Bill Steinkraus and Main Spring at the Lucerne, Switzerland, Nations’ Cup

William ("Bill") Steinkraus, the chairman emeritus of the U.S. Equestrian Team and the first American to win an Olympic individual gold medal in any equestrian sport, died November 29 at the age of 92.

Although he was a pillar of the U.S. show jumping squad for decades, Bill’s accomplishments weren’t limited to riding. He was a serious violinist, his insight made him a perceptive television commentator, he wrote several books and was an exemplary editor, as well as heading the USET for years.

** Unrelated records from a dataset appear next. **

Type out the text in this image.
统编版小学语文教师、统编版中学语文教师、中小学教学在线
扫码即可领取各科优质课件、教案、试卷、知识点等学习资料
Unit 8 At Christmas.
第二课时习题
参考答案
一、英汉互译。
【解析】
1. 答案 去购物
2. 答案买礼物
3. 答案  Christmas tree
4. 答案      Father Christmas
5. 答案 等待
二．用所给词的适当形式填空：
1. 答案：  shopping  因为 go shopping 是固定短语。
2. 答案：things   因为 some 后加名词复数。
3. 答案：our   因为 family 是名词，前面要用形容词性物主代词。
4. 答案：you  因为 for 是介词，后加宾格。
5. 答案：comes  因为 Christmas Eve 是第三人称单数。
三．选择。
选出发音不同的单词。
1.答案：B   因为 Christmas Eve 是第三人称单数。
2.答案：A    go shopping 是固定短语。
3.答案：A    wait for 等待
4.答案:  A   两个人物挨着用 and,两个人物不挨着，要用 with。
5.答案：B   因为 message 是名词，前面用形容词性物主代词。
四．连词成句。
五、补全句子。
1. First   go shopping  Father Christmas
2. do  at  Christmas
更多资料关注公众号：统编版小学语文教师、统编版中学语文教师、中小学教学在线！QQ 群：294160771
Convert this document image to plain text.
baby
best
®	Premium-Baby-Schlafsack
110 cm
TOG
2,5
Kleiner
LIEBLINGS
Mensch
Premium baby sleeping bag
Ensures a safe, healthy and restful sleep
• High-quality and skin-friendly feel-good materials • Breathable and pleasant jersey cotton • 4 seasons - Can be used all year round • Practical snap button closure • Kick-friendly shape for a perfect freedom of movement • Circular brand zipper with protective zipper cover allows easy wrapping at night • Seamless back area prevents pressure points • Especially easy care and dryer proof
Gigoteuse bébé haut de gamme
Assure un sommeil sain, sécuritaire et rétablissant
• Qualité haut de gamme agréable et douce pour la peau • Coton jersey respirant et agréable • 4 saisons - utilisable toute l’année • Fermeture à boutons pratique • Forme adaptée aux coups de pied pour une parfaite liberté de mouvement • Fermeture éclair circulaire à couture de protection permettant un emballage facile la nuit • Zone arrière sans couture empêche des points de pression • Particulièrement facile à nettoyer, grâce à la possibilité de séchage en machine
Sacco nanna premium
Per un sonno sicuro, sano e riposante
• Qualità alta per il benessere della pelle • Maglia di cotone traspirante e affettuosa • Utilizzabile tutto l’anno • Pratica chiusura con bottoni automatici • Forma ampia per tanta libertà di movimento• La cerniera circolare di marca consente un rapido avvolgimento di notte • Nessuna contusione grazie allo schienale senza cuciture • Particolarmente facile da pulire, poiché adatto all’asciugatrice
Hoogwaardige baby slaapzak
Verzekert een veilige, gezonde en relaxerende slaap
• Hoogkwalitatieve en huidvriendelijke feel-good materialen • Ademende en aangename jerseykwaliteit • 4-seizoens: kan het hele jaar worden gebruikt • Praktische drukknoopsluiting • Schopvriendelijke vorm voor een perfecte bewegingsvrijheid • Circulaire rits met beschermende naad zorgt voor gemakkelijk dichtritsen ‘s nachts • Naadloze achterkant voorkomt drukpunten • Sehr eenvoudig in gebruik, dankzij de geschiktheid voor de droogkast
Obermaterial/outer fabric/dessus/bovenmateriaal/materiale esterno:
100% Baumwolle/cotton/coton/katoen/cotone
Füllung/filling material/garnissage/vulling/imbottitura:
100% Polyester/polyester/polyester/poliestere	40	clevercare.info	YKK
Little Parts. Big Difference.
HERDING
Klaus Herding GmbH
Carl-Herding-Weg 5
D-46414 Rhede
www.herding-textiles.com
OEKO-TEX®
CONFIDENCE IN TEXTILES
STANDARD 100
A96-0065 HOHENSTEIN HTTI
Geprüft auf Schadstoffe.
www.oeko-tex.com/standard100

“He was a renaissance man. He knew something about everything,” his 1960 Olympic teammate George Morris said today after learning about the death of the friend that he called his mentor.

“I learned so many things from Billy. He was a great riding teacher on a high level,” George commented.

Beyond that, Bill was “impeccably mannered, impeccably dressed,” George continued, noting he was meticulous not only in his horsemanship, but in everything he did.

Bill Steinkraus (left) with his 1960 Olympic teammates and friends, Frank Chapot (center) and George Morris (right).

Bill Steinkraus (left) with his 1960 Olympic teammates and friends, Frank Chapot (center) and George Morris (right).

Bonnie Jenkins, executive director of the USET Foundation, noted, “He was one of the original founders and leaders of the USET and also the foundation; somebody who I think every generation still looks up to. He was a true icon and someone we were so proud to have representing this country.”

During the years when the U.S. rose to prominence internationally in show jumping, his honors included the King George V Cup in 1955, followed by the German Championship in 1959. A series of Nations Cup triumphs preceded and followed his glorious 1968 individual Olympic gold medal in Mexico City.

His success was presaged by equitation wins, including the ASPCA Maclay and saddle seat Good Hands as a junior rider. Imperially slim and elegant, he was cool under pressure. His genius with horses was as much mental as physical. The ability to analyze and concentrate served him well, not only as a rider, but also during the years that he went on to lead the USET and steer its course through changing times.

A graduate of Yale University and a veteran of World War II, Bill raised three sons with his late wife, Sis, who was active in the dressage world.

Bill is donating a group of mementoes from his career to the USET Foundation. Donations to his memory should be made to the Foundation. Go to www.uset.org for the address and other information on how to reach the foundation.

A memorial service will be held in the spring at the foundation headquarters in Gladstone, NJ.